ECONOMIA FAMILIAR
Quando a crise social se agrava os ideólogos gostam de se refugiar na biologia. Daí que o debate da crise alemã tenha descoberto de novo os laços de sangue pessoais. O que a classe média em queda mais gostaria era de fazer de grande família de Thomas Mann numa "nova condição burguesa", para simular saturação numa espécie de Biedermeier (1) de crise. Mas este programa não funciona. É revelador que o autor best-seller conservador Frank Schirrmacher goste acima de tudo de invocar as virtudes femininas como programa de salvação para a situação de catástrofe social. Não se invoca o grande príncipe intelectual da burguesia culta, nem o sustentáculo da família patriarcal tradicional, mas sim o trabalho amoroso e o auto-sacrifício maternais sem limites, que devem substituir o estado social em derrocada. A propaganda de um novo idílio familiar pretende lançar o peso da crise sobre as mulheres, o que elas não podem comprar ao preço da sua hipócrita glorificação como o verdadeiro sexo forte.
Antes de mais é falso o argumento de que o aumento do gosto de dar à luz poderia desempanar a carroça da segurança social. O que se gostaria mesmo, na verdade, era de deixar morrer rapidamente a responsabilidade social para com os velhos, que no passado suportaram o processo de valorização então ainda com bom resultado, e que agora fazem valer o seu direito à reforma. É nessa direcção que aponta o aumento da idade da reforma, já decidido para 67 anos e logo que possível para idade superior, tal como a assistência médica de segunda classe. Jovens famílias com muitos filhos devem povoar a paisagem social, em vez do ameaçador excesso de reformados não financiáveis. Mas as crianças que vierem agora ao mundo crescerão num futuro programado de desemprego e baixos salários. Já os seus potenciais pais estão presentemente precarizados nas biografias do seu ganha-pão. A crise dos mercados de trabalho e a crise da segurança social condicionam-se reciprocamente. E a tendência de desvalorização da força de trabalho também já atingiu há muito os sectores qualificados. Pelo que, sob o diktat da capacidade de financiamento capitalista, mais crianças hoje não podem assegurar amanhã as reformas e os cuidados médicos dos seus pais.

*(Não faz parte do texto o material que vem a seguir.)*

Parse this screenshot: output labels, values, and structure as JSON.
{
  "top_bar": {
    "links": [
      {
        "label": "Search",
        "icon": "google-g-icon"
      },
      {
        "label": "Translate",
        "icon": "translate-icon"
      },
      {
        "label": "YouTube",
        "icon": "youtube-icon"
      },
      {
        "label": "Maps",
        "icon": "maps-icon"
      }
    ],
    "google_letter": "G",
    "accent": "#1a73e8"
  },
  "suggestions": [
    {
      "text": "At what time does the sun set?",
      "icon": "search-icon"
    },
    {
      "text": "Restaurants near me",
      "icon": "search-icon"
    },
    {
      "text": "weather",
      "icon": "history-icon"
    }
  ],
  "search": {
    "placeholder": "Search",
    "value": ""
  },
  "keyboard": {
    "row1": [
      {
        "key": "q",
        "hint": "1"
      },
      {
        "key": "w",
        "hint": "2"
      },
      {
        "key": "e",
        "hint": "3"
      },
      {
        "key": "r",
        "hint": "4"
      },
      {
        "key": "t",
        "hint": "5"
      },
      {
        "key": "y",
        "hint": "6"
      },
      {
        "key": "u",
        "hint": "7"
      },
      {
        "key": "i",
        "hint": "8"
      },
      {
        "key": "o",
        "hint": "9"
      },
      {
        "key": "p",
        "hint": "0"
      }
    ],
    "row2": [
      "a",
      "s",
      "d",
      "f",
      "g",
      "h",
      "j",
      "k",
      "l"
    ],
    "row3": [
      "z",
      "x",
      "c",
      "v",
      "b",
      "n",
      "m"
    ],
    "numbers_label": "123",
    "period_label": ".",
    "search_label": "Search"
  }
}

Os novos ideólogos da família fazem de conta que em breve haverá o perigo de um cruel conflito de gerações, porque os jovens, que são cada vez menos, já não quererão alimentar financeiramente o número cada vez maior de velhos. Na verdade, com as gerações actuais passa-se precisamente o contrário: muitos jovens adultos já não têm nenhuma perspectiva profissional, ficam pendurados em estágios não remunerados nas sociedades unipessoais ou no fado do Hartz-IV (2), e continuam dependentes e acocorados no ninho dos seus pais. Assim, o desnível social é menos entre quem agora consegue, ou não, sucesso numa carreira, e mais entre quem recebe ou espera receber, ou não, uma herança do património, em dinheiro ou em espécie, poupado dos velhos tempos de prosperidade que já lá vão. Mas qualquer dia acaba-se esta reserva. Então apenas restará aos avós, pais e filhos administrar a sua pobreza comum. Sob tais condições de futuro não é de modo nenhum racional, mas sim um sinal de perda do sentido da realidade, pretender que os jovens casais devam fugir à falta de perspectiva social precisamente "fazendo filhos". O que está na ordem do dia não é a construção do ninho à moda neo-Biedermeier (1), mas sim a crítica radical das relações burguesas de produção e das relações burguesas entre os sexos.
1. Biedermeier : movimento cultural afirmativo pequeno burguês na Alemanha e Áustria entre 1820 e 1840. Literalmente, feitor honesto.
2. Programa de liquidação do estado social em curso na Alemanha.
Original FAMILIENÖKONOMIE in Neues Deutschland, 07.04.2006.